Holly Warn

Personal information
- Nationality: Australian
- Born: 26 March 2009 (age 16)

Sport
- Country: Australia
- Sport: Paralympic swimming
- Disability class: S7
- Club: St Hilda's SC
- Coached by: Alex Beaver

= Holly Warn =

Australian Paralympic swimmer

Holly Warn (born 26 March 2009) is an Australian Paralympic swimmer. She was the youngest Australian swimmer at the 2024 Paris Paralympics.

== Personal life ==
Warn was born with cerebral palsy that affects her left side.
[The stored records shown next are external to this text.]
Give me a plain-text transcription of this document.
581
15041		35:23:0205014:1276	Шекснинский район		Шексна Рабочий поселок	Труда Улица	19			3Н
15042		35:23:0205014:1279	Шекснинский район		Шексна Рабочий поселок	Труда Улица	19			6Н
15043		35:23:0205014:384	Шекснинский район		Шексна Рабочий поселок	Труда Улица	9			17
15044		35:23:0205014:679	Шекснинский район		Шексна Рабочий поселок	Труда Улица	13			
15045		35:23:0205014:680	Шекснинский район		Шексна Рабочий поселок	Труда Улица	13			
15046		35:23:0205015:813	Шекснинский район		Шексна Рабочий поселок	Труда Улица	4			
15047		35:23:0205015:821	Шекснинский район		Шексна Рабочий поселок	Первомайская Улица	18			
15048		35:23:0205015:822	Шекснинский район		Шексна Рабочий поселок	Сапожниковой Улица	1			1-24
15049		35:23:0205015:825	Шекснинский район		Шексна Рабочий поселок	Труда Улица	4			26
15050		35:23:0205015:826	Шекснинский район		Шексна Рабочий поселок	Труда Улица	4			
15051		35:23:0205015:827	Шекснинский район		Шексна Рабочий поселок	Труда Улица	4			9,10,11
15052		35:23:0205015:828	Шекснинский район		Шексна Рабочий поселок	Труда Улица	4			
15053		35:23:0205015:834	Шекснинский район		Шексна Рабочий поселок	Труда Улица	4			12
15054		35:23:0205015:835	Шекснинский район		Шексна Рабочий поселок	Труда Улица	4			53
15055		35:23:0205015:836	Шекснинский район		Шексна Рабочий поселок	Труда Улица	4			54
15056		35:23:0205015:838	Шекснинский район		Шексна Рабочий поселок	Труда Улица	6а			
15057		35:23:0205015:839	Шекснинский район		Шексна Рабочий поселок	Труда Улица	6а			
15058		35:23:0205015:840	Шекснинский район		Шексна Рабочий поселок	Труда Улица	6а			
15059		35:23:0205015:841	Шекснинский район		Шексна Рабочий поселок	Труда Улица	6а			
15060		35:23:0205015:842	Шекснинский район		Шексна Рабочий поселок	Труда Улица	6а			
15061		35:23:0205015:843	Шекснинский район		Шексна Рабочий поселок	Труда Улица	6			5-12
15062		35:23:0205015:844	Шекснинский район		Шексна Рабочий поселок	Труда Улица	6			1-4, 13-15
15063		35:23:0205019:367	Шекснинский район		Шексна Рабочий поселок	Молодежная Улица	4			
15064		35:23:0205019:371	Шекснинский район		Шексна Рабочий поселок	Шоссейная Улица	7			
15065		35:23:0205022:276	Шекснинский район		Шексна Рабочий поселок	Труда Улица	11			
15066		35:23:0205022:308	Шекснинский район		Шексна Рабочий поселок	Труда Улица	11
In 2023, a diagnosis of epilepsy kept her out of the pool. She attended Sacred Heart Catholic Primary School in Mosman, New South Wales and in 2024 attends St Hilda's School on the Gold Coast, Queensland. Her father John played grade level cricket In Sydney and was involved in cricket administration. Her grandfather was Michael Morgan, an Australian Olympic rower who won a silver medal. Warn has 3 siblings, and expresses her gratitude to her family’s support regularly.

== Swimming ==
Warn started swimming to build her strength from the effects of cerebral palsy. She is classified as a S7 swimmer. She dreamed of competing at the Paralympics after watching Maddison Elliott win gold at the 2016 Summer Paralympics. After strong performances at national swimming championships, she was selected as a member of The Para Flippers Development Squad for 2023. She was selected on the Australian Swim Para Team to compete at Para Swimming European Open Championships in Madeira, Portugal in 2024.

At the 2024 Paris Paralympics, she competed in three events - 100 m freestyle S7 (14th), 400 m freestyle S7 (7th), 4x50 m freestyle 20 points (team disqualified).

She is coached at St Hilda's by Alex Beaver.